— И? — Спросила она тогда едва ли с беспокойством, вытирая белым полотенцем пот со лба. — Он жив?
Наверное, многие бы посчитали Флёр в тот момент бесчувственной, сухой и наивной: мол, как можно быть такой равнодушной к своему мужу?
Но только вот вся правда была в том, что Флёр просто устала. Устала вечно переживать, думать о своей репутации и почти беспробудно работать: фигуристкам, не занявшим хорошие места на олимпиадах, не платили никаких пособий.
— Жив, — ответил Снейп, незаметно для Флёр сжав ладони в кулаки. — Но в ужасном состоянии. Врачи говорят, что может запросто умереть ещё до начала первой операции.
Но знаете, одно из достоинств бывшей миссис Уизли заключается в том, что ей абсолютно чужда жадность.
Давно не видел Ноттингем
Великих королей,
Что мудростью известны всем
И доблестью своей,
Флёр тогда привычно поджала губы, — я даже это помню, — и подумала где-то всего пару секунд. А потом, как ни в чём не бывало, сухо произнесла:
— Заложи дом. А если не хватит, продай участок. Жизнь… жизнь ведь важнее всего. — И снова вышла на лёд, оставив на лице лишь смесь эмоций из сожаления и призрачного отчуждения.
* * *
В те годы, ещё до конца кризиса, многим было тяжело.
Мы, например, едва ли сводили концы с концами и будто бы жили во сне: у нас словно не было возможности проснуться и наконец начать дышать.
Джинни боялась, что кредиторы отберут у её отца дом; наши соседи каждую ночь громко ругались; спортом никто не интересовался — стране были нужны грузчики и разнорабочие, а не лишние футболисты, боксёры и фигуристки, которых было и без всякого кризиса многовато.
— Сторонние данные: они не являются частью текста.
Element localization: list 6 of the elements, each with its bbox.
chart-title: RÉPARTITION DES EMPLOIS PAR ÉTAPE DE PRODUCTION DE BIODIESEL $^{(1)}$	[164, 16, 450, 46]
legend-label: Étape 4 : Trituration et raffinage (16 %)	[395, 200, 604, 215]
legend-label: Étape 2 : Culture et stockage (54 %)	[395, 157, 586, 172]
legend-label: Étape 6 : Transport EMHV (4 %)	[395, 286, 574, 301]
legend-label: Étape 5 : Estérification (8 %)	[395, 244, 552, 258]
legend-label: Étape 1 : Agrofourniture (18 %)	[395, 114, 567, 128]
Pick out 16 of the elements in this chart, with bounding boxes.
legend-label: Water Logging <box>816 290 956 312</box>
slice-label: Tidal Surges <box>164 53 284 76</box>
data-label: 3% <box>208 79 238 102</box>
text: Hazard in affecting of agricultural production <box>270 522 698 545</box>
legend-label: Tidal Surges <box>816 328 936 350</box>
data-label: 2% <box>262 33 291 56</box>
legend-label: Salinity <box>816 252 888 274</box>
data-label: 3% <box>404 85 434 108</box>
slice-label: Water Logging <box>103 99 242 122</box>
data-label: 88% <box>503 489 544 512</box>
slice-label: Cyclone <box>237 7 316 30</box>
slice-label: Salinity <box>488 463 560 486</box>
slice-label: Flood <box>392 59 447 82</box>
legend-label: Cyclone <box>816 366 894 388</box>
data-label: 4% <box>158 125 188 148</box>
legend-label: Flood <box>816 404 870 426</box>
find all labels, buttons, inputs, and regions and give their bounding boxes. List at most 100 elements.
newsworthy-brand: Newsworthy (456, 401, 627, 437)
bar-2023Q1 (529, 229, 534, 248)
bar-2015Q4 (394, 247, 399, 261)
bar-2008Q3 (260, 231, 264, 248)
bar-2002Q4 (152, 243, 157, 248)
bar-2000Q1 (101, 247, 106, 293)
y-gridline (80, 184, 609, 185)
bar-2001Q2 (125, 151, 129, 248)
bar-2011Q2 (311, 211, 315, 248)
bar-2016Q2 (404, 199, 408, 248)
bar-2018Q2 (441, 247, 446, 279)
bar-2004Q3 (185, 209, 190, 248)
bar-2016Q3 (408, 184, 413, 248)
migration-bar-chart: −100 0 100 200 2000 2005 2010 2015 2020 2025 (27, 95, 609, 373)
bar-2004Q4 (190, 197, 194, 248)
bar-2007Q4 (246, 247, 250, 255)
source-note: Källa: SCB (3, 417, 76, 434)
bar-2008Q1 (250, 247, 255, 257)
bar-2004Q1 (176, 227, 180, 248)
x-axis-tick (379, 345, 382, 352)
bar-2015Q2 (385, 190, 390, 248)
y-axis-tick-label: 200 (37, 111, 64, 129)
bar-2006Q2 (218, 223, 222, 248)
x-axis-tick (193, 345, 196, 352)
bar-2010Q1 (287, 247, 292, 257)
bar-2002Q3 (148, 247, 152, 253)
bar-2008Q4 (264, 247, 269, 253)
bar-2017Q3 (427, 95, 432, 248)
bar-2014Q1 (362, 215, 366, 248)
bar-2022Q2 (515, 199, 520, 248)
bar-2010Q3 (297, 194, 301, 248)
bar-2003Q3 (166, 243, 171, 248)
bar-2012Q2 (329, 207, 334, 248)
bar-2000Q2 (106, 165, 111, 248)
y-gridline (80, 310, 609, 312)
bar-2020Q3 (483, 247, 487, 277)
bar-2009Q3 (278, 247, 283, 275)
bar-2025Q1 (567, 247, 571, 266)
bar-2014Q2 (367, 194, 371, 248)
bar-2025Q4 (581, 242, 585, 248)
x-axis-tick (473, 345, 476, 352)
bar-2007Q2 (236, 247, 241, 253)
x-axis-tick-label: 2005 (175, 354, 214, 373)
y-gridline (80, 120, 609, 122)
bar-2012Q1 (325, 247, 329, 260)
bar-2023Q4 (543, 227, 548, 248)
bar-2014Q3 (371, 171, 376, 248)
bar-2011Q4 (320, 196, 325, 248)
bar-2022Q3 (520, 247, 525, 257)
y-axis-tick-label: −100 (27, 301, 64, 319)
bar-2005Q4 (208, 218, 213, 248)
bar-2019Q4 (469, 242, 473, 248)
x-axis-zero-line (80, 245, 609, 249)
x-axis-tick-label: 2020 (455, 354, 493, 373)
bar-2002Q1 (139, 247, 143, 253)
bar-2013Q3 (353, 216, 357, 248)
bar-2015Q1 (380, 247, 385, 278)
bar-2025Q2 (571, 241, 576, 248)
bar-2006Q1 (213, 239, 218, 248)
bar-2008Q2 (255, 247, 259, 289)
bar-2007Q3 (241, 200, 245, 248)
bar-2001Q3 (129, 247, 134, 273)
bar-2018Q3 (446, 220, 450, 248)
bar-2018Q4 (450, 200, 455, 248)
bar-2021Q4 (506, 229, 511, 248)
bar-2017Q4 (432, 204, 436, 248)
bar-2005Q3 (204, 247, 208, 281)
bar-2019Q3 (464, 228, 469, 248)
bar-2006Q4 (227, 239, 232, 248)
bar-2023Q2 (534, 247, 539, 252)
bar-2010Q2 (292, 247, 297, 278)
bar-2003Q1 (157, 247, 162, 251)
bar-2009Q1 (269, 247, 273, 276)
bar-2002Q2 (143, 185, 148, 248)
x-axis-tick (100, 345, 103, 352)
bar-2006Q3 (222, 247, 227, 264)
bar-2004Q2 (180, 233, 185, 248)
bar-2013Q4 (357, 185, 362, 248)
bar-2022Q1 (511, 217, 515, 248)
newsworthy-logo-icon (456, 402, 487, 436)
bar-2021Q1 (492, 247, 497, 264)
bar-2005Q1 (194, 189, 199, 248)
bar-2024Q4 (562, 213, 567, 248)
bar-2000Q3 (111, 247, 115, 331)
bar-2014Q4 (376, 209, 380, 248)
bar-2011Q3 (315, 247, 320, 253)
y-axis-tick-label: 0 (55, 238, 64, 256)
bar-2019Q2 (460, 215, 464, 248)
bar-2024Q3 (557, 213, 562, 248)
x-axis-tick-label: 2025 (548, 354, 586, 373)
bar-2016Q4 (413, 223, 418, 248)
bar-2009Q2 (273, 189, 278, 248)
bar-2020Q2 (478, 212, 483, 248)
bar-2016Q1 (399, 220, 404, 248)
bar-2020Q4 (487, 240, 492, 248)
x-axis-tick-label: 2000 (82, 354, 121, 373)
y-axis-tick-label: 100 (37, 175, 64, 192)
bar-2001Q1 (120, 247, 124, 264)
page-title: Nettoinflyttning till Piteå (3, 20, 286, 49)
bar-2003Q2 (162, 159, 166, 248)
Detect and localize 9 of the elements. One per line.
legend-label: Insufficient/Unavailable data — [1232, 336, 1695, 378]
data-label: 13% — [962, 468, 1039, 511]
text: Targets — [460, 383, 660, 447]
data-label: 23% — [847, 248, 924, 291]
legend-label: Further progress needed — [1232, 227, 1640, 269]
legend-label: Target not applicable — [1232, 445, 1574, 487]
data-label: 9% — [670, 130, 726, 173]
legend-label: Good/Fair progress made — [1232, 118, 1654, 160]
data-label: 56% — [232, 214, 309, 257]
Но в один из вечеров мы услышали резкие громкие выстрелы совсем рядом — может, дома два от нашего.
Криков или плача не было.
Тихо. И страшно.
Спустя примерно полчаса Флёр, жена старшего брата Джинни и подруга моего детства, пришла к нам. Она была ужасно напугана. Её бледные руки были в алой крови, и она всё шептала и шептала с дрожью и хрипом:
— Ненормальный, ненормальный… Я просто попросила сделать звук тише. Разве эта просьба так ужасна?
А почти же все говорят, что насилие в доме — это естественный путь к взаимопониманию.
Правительство твердит, мол, можно и работать, и тренироваться, дорогие спортсмены.
Жизнь же низшего класса, по мнению богачей, ни что иное, как простое мгновение или же обычный взмах крыльев мелкой бабочки.
Глупцы. Могилы ведь себе же роют, а потом, когда что-то подобное — смерть в переулке ли, дома ли — случается с ними, возмущаются. Давятся чёрной землёй и вопят, мол, жизнь так несправедлива!
Джинни просила не обращаться в полицию: умоляла, даже на коленях стояла.
А я… всё смотрел и смотрел на женщину с белыми волосами. Она была одинока и всеми предана. Билл же ненавидел её лишь за то, что выбрал её.
И, поймите меня правильно, не смог я тоже предать Флёр, как и все те равнодушные, чёрствые, несправедливые люди. Не смог.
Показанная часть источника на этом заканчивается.